🤖 AI Summary
Liver disease imposes a substantial global health burden, yet ultrasound diagnosis remains highly dependent on expert operator experience—posing dual challenges of physician shortages and difficulty in standardizing scanning protocols in resource-limited settings. To address this, we propose a lightweight robot–AI collaborative system: a 6-degree-of-freedom cable-driven robotic arm (588 g) with an abdominal adhesion design, integrated with multimodal perception and a memory-augmented attention network. It achieves, for the first time, fully automated hepatic ultrasound scanning across diverse clinical scenarios. By leveraging cross-sectional anatomical localization and intelligent tracking of non-sequential standard imaging planes, the system decouples scanning performance from expert-dependent heuristics. Clinical validation in remote high-altitude regions demonstrates robust acquisition of expert-level images, accurate lesion identification, and sustained high performance under rapid motion and field conditions—significantly enhancing accessibility, robustness, and clinical feasibility of primary-care liver disease screening.
📝 Abstract
Liver disease is a major global health burden. While ultrasound is the first-line diagnostic tool, liver sonography requires locating multiple non-continuous planes from positions where target structures are often not visible, for biometric assessment and lesion detection, requiring significant expertise. However, expert sonographers are severely scarce in resource-limited regions.
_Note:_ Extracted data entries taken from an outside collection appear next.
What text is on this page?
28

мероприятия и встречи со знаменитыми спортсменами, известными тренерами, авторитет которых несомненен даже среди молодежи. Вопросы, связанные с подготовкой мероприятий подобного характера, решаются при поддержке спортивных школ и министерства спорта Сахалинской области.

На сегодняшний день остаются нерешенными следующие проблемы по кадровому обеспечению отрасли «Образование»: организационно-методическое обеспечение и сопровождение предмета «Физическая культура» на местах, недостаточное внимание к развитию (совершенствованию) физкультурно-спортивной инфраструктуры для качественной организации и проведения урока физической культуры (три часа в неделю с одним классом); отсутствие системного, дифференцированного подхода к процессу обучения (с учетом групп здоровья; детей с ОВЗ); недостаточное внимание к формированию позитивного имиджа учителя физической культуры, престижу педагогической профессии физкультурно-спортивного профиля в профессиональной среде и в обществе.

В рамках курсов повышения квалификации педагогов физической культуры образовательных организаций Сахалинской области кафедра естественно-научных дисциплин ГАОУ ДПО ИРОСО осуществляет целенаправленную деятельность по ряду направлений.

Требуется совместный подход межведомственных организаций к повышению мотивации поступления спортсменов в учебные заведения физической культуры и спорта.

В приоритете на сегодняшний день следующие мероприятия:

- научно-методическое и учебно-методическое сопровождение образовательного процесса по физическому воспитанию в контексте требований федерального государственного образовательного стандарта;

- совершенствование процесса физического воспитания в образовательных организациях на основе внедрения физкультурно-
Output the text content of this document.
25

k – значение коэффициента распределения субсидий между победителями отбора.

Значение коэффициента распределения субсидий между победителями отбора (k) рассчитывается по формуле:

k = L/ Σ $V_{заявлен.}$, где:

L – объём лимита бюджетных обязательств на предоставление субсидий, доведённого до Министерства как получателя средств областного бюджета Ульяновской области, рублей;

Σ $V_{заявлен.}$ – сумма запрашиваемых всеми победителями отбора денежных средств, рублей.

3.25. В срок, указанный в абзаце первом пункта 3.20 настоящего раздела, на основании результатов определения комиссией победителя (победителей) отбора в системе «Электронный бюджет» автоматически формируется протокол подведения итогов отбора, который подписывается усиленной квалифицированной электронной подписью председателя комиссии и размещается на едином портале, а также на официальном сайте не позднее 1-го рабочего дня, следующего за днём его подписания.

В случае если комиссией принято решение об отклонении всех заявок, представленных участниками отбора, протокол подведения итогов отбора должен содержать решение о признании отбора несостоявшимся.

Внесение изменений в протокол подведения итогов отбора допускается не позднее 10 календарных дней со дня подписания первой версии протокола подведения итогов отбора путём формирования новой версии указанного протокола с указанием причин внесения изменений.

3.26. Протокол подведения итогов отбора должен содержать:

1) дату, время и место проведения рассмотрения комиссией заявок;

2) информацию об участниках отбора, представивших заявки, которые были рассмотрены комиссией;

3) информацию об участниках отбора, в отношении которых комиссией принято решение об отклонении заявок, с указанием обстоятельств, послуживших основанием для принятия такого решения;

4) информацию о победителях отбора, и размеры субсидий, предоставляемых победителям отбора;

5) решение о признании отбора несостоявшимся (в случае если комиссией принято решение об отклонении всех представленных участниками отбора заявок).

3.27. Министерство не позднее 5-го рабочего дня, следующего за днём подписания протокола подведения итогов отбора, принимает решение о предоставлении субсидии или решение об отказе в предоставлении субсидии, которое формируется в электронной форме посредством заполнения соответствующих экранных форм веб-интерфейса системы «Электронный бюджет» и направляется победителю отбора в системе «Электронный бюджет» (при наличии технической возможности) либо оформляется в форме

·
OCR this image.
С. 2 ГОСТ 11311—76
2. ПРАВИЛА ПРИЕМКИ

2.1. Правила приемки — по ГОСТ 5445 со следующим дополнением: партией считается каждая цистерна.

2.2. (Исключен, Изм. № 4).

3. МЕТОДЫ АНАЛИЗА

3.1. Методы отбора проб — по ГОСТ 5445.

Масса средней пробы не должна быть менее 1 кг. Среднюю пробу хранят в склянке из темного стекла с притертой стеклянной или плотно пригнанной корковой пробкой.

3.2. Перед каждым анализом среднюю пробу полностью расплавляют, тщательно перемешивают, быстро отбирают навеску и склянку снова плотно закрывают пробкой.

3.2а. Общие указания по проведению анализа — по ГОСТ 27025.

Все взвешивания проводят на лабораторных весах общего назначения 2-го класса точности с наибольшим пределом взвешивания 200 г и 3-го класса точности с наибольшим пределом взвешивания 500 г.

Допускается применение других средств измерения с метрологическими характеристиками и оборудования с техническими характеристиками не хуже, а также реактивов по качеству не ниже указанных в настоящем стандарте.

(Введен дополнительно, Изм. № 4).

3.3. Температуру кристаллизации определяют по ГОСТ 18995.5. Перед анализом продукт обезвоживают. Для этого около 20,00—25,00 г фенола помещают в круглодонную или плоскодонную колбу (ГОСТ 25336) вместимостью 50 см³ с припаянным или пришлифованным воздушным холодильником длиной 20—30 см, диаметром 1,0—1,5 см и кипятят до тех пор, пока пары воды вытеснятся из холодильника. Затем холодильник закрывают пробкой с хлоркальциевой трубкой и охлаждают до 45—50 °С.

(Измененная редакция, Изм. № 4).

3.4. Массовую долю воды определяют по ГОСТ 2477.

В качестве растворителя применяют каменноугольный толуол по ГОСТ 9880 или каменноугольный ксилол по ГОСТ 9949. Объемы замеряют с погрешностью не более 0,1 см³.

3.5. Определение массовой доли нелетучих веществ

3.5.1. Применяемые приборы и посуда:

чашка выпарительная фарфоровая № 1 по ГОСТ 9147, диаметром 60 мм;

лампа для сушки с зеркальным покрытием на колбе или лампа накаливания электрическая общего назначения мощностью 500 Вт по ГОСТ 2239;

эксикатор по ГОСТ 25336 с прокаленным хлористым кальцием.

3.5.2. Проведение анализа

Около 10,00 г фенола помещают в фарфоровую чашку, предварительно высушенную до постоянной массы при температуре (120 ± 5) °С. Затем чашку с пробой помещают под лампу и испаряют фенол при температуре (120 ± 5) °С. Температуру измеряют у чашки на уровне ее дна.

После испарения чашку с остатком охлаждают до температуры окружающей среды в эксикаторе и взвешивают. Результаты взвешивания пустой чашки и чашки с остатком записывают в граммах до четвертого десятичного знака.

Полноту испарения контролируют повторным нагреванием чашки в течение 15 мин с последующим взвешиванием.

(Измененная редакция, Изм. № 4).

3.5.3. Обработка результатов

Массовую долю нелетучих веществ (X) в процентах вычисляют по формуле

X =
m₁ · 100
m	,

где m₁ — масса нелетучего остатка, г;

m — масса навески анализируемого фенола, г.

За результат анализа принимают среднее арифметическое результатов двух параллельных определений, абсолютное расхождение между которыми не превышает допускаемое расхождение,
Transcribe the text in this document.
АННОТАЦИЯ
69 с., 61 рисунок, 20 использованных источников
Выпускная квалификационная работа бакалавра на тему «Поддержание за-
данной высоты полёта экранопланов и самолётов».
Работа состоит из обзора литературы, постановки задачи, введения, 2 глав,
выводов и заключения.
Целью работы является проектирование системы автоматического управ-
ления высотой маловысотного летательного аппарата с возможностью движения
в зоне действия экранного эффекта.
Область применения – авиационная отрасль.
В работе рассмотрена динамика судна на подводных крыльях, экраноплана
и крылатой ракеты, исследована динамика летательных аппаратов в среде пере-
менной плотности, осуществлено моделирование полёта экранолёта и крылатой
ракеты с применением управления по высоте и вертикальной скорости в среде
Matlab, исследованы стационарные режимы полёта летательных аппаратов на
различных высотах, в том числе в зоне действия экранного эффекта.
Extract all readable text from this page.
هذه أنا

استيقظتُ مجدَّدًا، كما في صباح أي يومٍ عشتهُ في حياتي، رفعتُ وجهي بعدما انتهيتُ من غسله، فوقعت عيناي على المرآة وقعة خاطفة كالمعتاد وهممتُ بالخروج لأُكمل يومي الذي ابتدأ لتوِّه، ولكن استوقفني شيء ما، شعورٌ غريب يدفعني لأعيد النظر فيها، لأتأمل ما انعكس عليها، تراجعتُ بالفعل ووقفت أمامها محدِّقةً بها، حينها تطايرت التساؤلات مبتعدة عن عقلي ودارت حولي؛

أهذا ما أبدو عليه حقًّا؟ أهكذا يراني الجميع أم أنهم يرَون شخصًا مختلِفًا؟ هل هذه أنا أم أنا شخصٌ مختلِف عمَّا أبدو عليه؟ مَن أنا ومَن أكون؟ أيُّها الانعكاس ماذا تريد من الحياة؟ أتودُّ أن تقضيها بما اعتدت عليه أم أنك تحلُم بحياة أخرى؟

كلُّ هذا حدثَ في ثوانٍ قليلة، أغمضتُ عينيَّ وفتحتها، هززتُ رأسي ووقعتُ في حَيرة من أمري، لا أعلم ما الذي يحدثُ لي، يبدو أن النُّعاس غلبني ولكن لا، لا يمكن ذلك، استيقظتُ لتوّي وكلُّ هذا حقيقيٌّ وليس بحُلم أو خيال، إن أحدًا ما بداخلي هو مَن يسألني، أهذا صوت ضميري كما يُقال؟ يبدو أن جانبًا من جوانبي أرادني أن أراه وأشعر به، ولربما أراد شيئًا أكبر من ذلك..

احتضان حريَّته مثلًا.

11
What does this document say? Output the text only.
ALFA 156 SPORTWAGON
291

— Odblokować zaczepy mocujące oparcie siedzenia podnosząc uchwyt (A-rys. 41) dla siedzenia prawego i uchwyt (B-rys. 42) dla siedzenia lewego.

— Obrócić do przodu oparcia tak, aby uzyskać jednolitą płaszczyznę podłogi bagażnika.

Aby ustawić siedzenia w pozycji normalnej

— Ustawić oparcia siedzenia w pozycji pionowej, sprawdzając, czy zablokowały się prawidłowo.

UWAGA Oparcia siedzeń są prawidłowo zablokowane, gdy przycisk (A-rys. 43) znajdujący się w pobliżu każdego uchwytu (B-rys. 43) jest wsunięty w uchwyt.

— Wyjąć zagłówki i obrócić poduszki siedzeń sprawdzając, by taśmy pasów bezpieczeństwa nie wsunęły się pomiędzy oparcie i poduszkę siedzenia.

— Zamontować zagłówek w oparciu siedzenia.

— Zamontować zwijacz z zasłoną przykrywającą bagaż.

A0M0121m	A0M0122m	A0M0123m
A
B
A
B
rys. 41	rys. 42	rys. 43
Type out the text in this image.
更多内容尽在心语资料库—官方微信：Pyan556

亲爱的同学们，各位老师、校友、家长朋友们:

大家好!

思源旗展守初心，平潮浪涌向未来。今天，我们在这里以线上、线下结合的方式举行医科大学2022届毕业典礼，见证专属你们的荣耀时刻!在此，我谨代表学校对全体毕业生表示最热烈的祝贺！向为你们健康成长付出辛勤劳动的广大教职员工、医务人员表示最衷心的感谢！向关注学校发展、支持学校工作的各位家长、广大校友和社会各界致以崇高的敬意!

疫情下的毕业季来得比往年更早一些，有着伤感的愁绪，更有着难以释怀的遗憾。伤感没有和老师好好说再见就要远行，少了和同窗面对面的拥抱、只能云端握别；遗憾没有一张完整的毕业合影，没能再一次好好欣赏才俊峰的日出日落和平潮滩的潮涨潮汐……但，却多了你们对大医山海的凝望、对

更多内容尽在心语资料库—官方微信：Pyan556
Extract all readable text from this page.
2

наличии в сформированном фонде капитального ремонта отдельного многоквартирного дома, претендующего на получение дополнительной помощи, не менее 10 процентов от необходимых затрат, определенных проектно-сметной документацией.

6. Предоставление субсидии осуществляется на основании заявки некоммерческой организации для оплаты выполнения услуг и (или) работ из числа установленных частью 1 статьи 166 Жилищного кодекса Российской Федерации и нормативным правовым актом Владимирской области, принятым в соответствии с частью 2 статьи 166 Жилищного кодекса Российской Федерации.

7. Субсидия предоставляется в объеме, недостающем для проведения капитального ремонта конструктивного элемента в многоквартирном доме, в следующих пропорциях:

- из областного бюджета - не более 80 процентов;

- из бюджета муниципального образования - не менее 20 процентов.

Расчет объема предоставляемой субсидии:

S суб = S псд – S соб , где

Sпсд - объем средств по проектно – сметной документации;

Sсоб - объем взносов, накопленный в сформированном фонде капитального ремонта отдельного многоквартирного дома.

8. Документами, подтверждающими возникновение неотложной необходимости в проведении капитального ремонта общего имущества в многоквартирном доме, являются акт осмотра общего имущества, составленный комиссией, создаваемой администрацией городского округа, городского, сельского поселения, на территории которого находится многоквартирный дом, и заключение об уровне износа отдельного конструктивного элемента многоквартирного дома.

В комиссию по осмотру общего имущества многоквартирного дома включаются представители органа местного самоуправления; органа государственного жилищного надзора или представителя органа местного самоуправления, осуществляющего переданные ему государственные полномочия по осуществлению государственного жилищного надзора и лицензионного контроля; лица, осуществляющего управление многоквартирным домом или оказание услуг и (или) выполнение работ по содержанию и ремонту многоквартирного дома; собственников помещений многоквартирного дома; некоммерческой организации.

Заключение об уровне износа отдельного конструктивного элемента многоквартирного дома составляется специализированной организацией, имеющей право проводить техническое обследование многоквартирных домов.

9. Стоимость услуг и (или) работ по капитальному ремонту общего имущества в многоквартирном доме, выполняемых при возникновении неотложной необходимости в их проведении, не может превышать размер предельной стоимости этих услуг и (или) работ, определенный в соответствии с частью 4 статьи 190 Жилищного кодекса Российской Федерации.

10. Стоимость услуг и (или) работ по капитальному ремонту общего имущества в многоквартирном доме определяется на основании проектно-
Here, we develop an autonomous lightweight ultrasound robot comprising an AI agent that integrates multi-modal perception with memory attention for localization of unseen target structures, and a 588-gram 6-degrees-of-freedom cable-driven robot. By mounting on the abdomen, the system enhances robustness against motion. Our robot can autonomously acquire expert-level standard liver ultrasound planes and detect pathology in patients, including two from Xining, a 2261-meter-altitude city with limited medical resources. Our system performs effectively on rapid-motion individuals and in wilderness environments. This work represents the first demonstration of autonomous sonography across multiple challenging scenarios, potentially transforming access to expert-level diagnostics in underserved regions.